TensorFlow Lite pulls throttle, adds speed as it puts OpenCL in the sidecar

The team behind the GPU inference engine of mobile deep learning framework TensorFlow Lite successfully finished experiments with an OpenCL-based flavour for Android, promising up to double the speed when compared to its OpenGL counterpart.

The alternative backend has been part of the TensorFlow repository for about a year already, so it has been tested quite a bit. However the engineers behind the addition have waited until now to officially launch the engine, making it a bit more visible to developers using TFLite on Android devices.

An inference engine is a component used to apply learned rules to extract new information, which is useful in environments where coming up with completely new rules isn’t feasible due to limited resources – as is often the case on mobile or embedded systems.

The idea to give OpenCL a go was motivated by the fact that the framework was designed with the use of various accelerators in mind. Meanwhile Open Graphics Library OpenGL, which is normally used in TensorFlow Lite when GPUs are roped into the inference process, only learned to work with certain components pretty late. As a consequence, its API has the burden of needing to stay backward compatible, which the team felt sometimes keeps them from getting the most of a device’s GPU.

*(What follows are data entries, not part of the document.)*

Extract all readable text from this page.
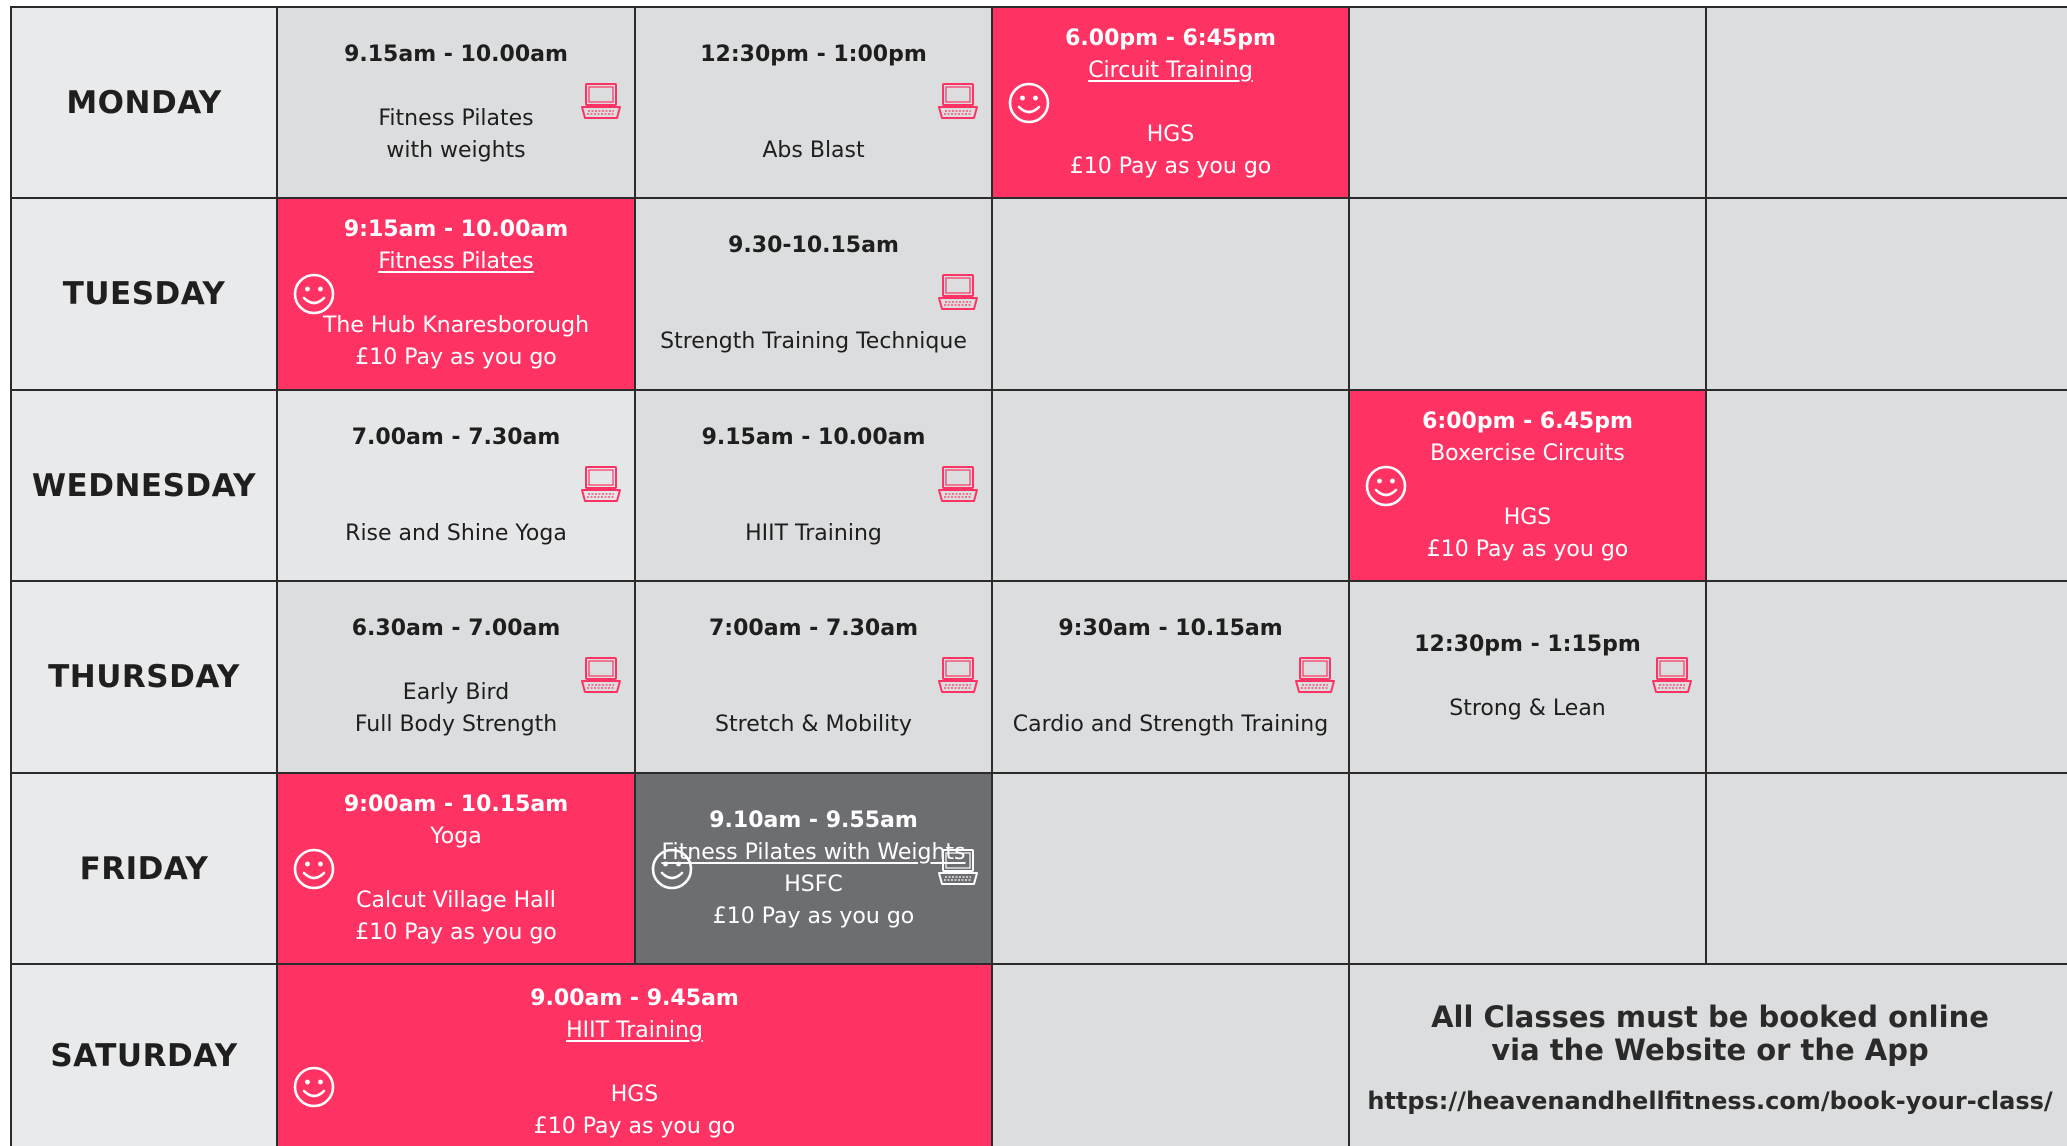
MONDAY
9.15am - 10.00am
Fitness Pilates
with weights
12:30pm - 1:00pm
Abs Blast
6.00pm - 6:45pm
Circuit Training
HGS
£10 Pay as you go
TUESDAY
9:15am - 10.00am
Fitness Pilates
The Hub Knaresborough
£10 Pay as you go
9.30-10.15am
Strength Training Technique
WEDNESDAY
7.00am - 7.30am
Rise and Shine Yoga
9.15am - 10.00am
HIIT Training
6:00pm - 6.45pm
Boxercise Circuits
HGS
£10 Pay as you go
THURSDAY
6.30am - 7.00am
Early Bird
Full Body Strength
7:00am - 7.30am
Stretch & Mobility
9:30am - 10.15am
Cardio and Strength Training
12:30pm - 1:15pm
Strong & Lean
FRIDAY
9:00am - 10.15am
Yoga
Calcut Village Hall
£10 Pay as you go
9.10am - 9.55am
Fitness Pilates with Weights
HSFC
£10 Pay as you go
SATURDAY
9.00am - 9.45am
HIIT Training
HGS
£10 Pay as you go
All Classes must be booked online
via the Website or the App
https://heavenandhellfitness.com/book-your-class/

Other than the easy accelerator use, OpenCL offers good profiling options which help to uncover potential for optimisation, supports 16-bit precision floating point, and comes with constant memory, which has proven efficient in certain layers of a neural network. Making use of these features in a OpenCL backend saw the inference engine working twice as fast as the usual OpenGL solution, especially on the Adreno GPU series developed at Qualcomm.

While this all sounds promising, the new backend has a major drawback: OpenCL isn’t part of the standard Android distribution and might therefore not be available to everyone. To work around that, the TFLite GPU delegate was fitted with a checking mechanism which employs OpenCL once found and falls back to OpenGL should the other framework not be available.